This would’ve been unheard of 30 years ago, back when Michael Jordan and Dominique Wilkins were vying for that superlative the only way they knew how: by having it out in front of millions on the art form’s biggest stage.
For LeBron, the record speaks as loud as the old saying: It’s good to be the king.
That was before this happened.
Paul George. Oh my, Paul George.
Even in a season where the rise of the Indiana Pacers’ newly-minted superstar has dominated headlines and highlight reels, this was something special.
So special, in fact, that it forces us to weigh in on a question that, just a few days ago, might’ve sounded absurd to the casual NBA fan: Who’s the better dunker, Lebron, or PG?
To help us answer this, we’ll be evaluating these two basketball behemoths based on three criteria: strength, style and utility.
Whoever captures the majority of the categories—based on my completely subjective (and probably biased) interpretations—will be declared the winner. The winner will receive a link to this article and some delicious cranberry bread I baked earlier today.
Round 1: Strength
If Darryl Dawkins invented this category, LeBron James has perfected it. He might not shatter the glass with the sheer force of a Chocolate Thunder or Shaquille O’Neal, but you’d be hard-pressed to find a better pound-for-pound rim-abuser than the King.
Ouch. That literally hurt to watch. Poor, poor Bill Walker.
OK, PG, what do you got for us?
Oh, wow. It certainly helps George’s cause that LeBron was intimately—or infamously—involved on this one. The rim-bend isn’t as pronounced, but the strength is definitely there, albeit more in the realm of sheer body control.
The winner: LeBron James
Round 2: Style
We’re letting George go first in this round and…yeah, we’re using that dunk from the top, because if that’s not stylish, I don’t know what is. Here it is again, in case you missed it the first time:
LeBron? Your retort?
The style points here are less for originality, weirdness or violence towards the rim as it is the sheer effortlessness with which LeBron pulls it off—like he could’ve gone around another 180-degrees if he wanted to. It’s just not fair.
The winner: Paul George
Round 3: Utility
For our purposes, we’re taking utility to mean intangibles—the ability to dunk in traffic, go over, through and around people, make the most out of an otherwise dicey situation, etc.
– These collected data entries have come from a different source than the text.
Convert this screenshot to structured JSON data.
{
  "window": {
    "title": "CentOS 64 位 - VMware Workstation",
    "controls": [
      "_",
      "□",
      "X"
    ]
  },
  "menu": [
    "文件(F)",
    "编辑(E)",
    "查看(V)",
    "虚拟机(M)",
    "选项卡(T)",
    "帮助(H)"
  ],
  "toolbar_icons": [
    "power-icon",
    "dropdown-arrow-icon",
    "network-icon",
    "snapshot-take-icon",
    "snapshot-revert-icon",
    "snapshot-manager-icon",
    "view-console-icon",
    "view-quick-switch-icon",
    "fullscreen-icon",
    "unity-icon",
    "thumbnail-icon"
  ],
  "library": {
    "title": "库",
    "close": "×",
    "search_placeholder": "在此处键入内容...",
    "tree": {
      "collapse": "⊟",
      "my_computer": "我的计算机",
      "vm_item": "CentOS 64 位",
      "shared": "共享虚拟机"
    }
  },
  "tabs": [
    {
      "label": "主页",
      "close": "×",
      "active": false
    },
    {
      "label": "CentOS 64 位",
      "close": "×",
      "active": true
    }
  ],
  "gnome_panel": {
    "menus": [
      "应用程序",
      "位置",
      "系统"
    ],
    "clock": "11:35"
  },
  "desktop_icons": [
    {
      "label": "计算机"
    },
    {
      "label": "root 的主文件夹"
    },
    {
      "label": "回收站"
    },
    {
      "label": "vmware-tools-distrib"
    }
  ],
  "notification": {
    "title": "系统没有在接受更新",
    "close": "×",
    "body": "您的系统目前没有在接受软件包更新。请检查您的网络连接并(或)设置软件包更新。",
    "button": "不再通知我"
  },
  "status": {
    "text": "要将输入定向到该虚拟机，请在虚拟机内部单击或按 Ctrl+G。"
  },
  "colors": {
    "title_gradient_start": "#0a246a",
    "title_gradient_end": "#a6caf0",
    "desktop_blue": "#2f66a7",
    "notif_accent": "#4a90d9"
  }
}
This is a different kind of creativity. There are no Superman outfits or cupcake candles, no 12-foot rims or SUVs. To be able to think on your feet or improvise and still pull off something incredible: That’s what makes a truly great NBA dunker.
So without further ado, I give you, Mr. LeBron (I’m not sure what his middle name is) James:
OK. Let’s quickly review the two major things that happened here:
1) LeBron James converted an incredible alley-oop.
2) LeBron James jumped over another NBA player’s head while that player was standing up. Who cares if it's John Lucas III?
Oh, and he did both of those things simultaneously.
That’s going to be tough to beat, I think. Your move, Mr. George.
I guess Paul George enjoys dunking for the Clippers. This is just pure poetry in motion, from the deft curl to the single-dribble gait to finishing a two-handed dunk over and around a guy who knows a little something about the science himself: Blake Griffin.
He dunked over Blake Griffin.
Before we get to the winner, let’s be clear: When it comes to dunkers of LeBron and George’s caliber, there are no losers, only winners—specifically, all of us.
That being said, someone has to go home angry tonight.
The winner: LeBron James
George’s internet-shattering slam helped serve some serious notice, but he has a ways to go before he compiles the caliber of catalog currently boasted by Bron Bron.
Sadly, it doesn’t look as though we’ll have a chance to officially settle the score any time soon.
While James has remained mostly mum about his intentions for this year’s Dunk Contest, George took the occasion of his latest exploit to announce that he would not be making an encore during next month’s All-Star Weekend in New York City.
Via Candace Buckner of the Indianapolis Star:
Now certified as an in-demand NBA celebrity, George ranks second in the Eastern Conference in All-Star votes and will undoubtedly start in the game held on Feb. 17. George explained that he would rather take a respite and try to limit his schedule as much as possible.
"Exactly, I don't want to add to it by doing extra stuff," George said, responding to a comment that rest rarely happens during hectic All-Star weekends.
With LeBron squarely at his peak and George’s own Dunk Contest future now in doubt, it’s doubtful we’ll ever get to witness this generation’s version of Jordan-Wilkins.